Many Los Angeles renters live in severely overcrowded housing, doubling and tripling up, just to afford the rent. Los Angeles has seven out of the 10 zips codes with the nation’s most overcrowded housing conditions.

“We can no longer allow developers to go into communities and just bulldoze them to put up high-priced luxury housing,” said Gross.

But they also recommend stepping-stone measures to amend the Ellis Act in the following ways:

  • Restrict the ability to use the Ellis Act to property owners who have owned the property for at least 5 years
  • Limit the number of times a year a developer can use the Ellis Act.
  • Provide all tenants, regardless of age or family status, with a one-year notice of eviction. Assembly bill (AB) 982, introduced by Assembly Members Richard Bloom and David Chiu, and Senator Ben Allen would provide for a one year notice to all receiving Ellis Act evictions.

These measures would curb speculators buying rent controlled property for the sole purpose of demolishing and destroying this affordable housing.
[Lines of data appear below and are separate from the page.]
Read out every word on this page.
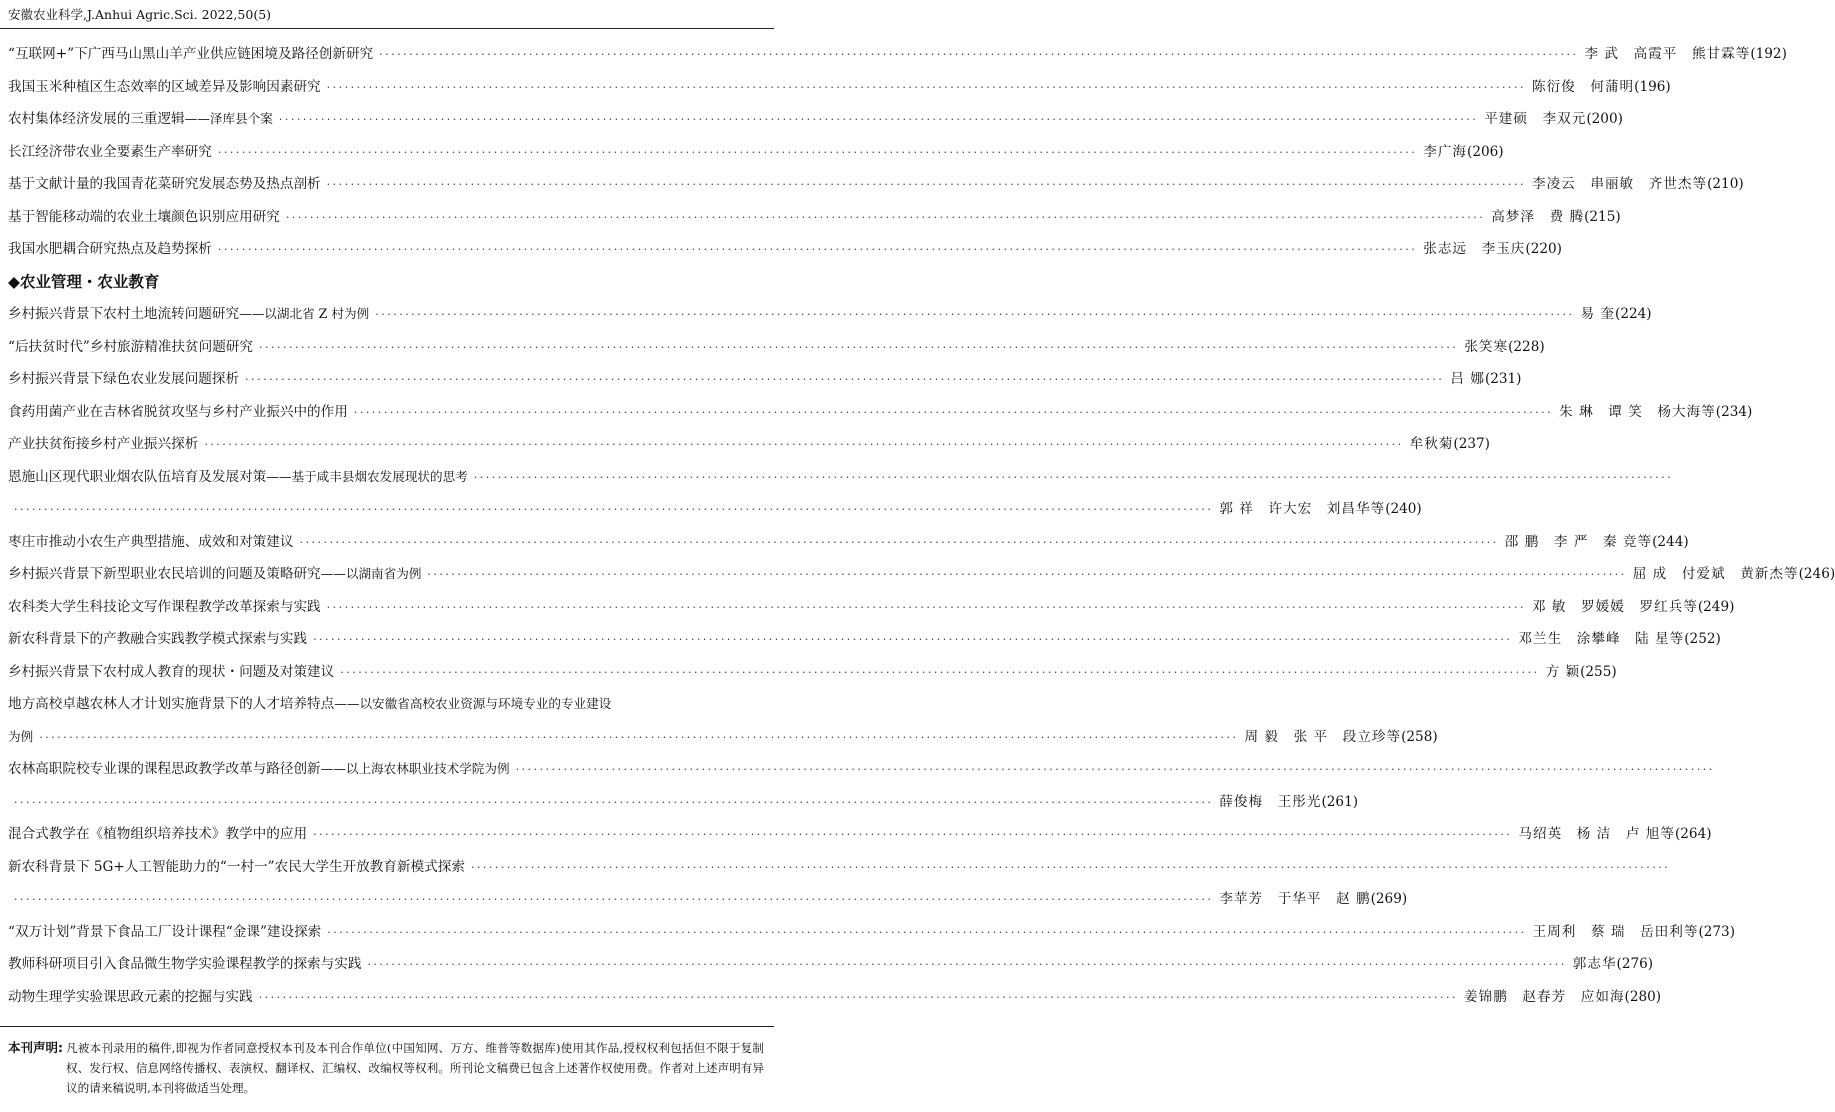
安徽农业科学,J.Anhui Agric.Sci. 2022,50(5)
“互联网+”下广西马山黑山羊产业供应链困境及路径创新研究 ········································································································································································································ 李 武　高霞平　熊甘霖等 (192)
我国玉米种植区生态效率的区域差异及影响因素研究 ········································································································································································································ 陈衍俊　何蒲明 (196)
农村集体经济发展的三重逻辑——泽库县个案 ········································································································································································································ 平建硕　李双元 (200)
长江经济带农业全要素生产率研究 ········································································································································································································ 李广海 (206)
基于文献计量的我国青花菜研究发展态势及热点剖析 ········································································································································································································ 李凌云　串丽敏　齐世杰等 (210)
基于智能移动端的农业土壤颜色识别应用研究 ········································································································································································································ 高梦泽　费 腾 (215)
我国水肥耦合研究热点及趋势探析 ········································································································································································································ 张志远　李玉庆 (220)
◆农业管理・农业教育
乡村振兴背景下农村土地流转问题研究——以湖北省 Z 村为例 ········································································································································································································ 易 奎 (224)
“后扶贫时代”乡村旅游精准扶贫问题研究 ········································································································································································································ 张笑寒 (228)
乡村振兴背景下绿色农业发展问题探析 ········································································································································································································ 吕 娜 (231)
食药用菌产业在吉林省脱贫攻坚与乡村产业振兴中的作用 ········································································································································································································ 朱 琳　谭 笑　杨大海等 (234)
产业扶贫衔接乡村产业振兴探析 ········································································································································································································ 牟秋菊 (237)
恩施山区现代职业烟农队伍培育及发展对策——基于咸丰县烟农发展现状的思考 ········································································································································································································
········································································································································································································ 郭 祥　许大宏　刘昌华等 (240)
枣庄市推动小农生产典型措施、成效和对策建议 ········································································································································································································ 邵 鹏　李 严　秦 竞等 (244)
乡村振兴背景下新型职业农民培训的问题及策略研究——以湖南省为例 ········································································································································································································ 屈 成　付爱斌　黄新杰等 (246)
农科类大学生科技论文写作课程教学改革探索与实践 ········································································································································································································ 邓 敏　罗媛媛　罗红兵等 (249)
新农科背景下的产教融合实践教学模式探索与实践 ········································································································································································································ 邓兰生　涂攀峰　陆 星等 (252)
乡村振兴背景下农村成人教育的现状・问题及对策建议 ········································································································································································································ 方 颖 (255)
地方高校卓越农林人才计划实施背景下的人才培养特点——以安徽省高校农业资源与环境专业的专业建设
为例 ········································································································································································································ 周 毅　张 平　段立珍等 (258)
农林高职院校专业课的课程思政教学改革与路径创新——以上海农林职业技术学院为例 ········································································································································································································
········································································································································································································ 薛俊梅　王彤光 (261)
混合式教学在《植物组织培养技术》教学中的应用 ········································································································································································································ 马绍英　杨 洁　卢 旭等 (264)
新农科背景下 5G+人工智能助力的“一村一”农民大学生开放教育新模式探索 ········································································································································································································
········································································································································································································ 李苹芳　于华平　赵 鹏 (269)
“双万计划”背景下食品工厂设计课程“金课”建设探索 ········································································································································································································ 王周利　蔡 瑞　岳田利等 (273)
教师科研项目引入食品微生物学实验课程教学的探索与实践 ········································································································································································································ 郭志华 (276)
动物生理学实验课思政元素的挖掘与实践 ········································································································································································································ 姜锦鹏　赵春芳　应如海 (280)
本刊声明: 凡被本刊录用的稿件,即视为作者同意授权本刊及本刊合作单位(中国知网、万方、维普等数据库)使用其作品,授权权利包括但不限于复制权、发行权、信息网络传播权、表演权、翻译权、汇编权、改编权等权利。所刊论文稿费已包含上述著作权使用费。作者对上述声明有异议的请来稿说明,本刊将做适当处理。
The Ellis Act prohibits local government from impeding a landlord's ability to leave the rental market or prevent a related eviction, but it does not prohibit Los Angeles or any other city from using their land use powers to protect affordable housing. Los Angeles could, for example, adopt local ordinances and policies that:

  • Limit the number of rent controlled buildings allowed to be demolished per year.
  • Provide that the official date of withdrawal for a unit subjected to an Ellis withdrawal be the date the last evicted tenant vacates the building, either via eviction or by voluntary vacating after receiving Ellis notification.
  • Require a one-for-one replacement of all rent controlled or affordable units that are demolished or converted at affordable rent levels.
  • Provide financial and technical assistant to tenants in rent-controlled buildings to purchase their buildings and convert them to tenant-owned limit-equity co-operatives, or as part of non-profit Community Land Trusts, which would preserve them as affordable housing for the long-term.

In April, tenant activists won a victory when the LA City Council passed a new law to soften the blow of Ellis Act evictions and tear downs. If landlords tear down rent-controlled units and replace them with new rentals within five years, all of those new units will fall under city rules that limit rent increases.

There's also an alternative for landlords who want to avoid putting an entire building under rent control: Under the new local ordinance, to raze rent-controlled apartments in order to build higher-priced new ones, landlords will have to make an equal number, or 20%, of the new units affordable—whichever is larger. Landlords will also have to pay for the relocation of tenants evicted under the state’s Ellis Act and file annual reports with the city on the status of units withdrawn from the rental market.

“These are important steps in the right direction,” says CES’ Larry Gross. “But the real solution is to repeal the Ellis Act.”

Peter Dreier is professor of politics and chair of the Urban and Environmental Policy Department at Occidental College.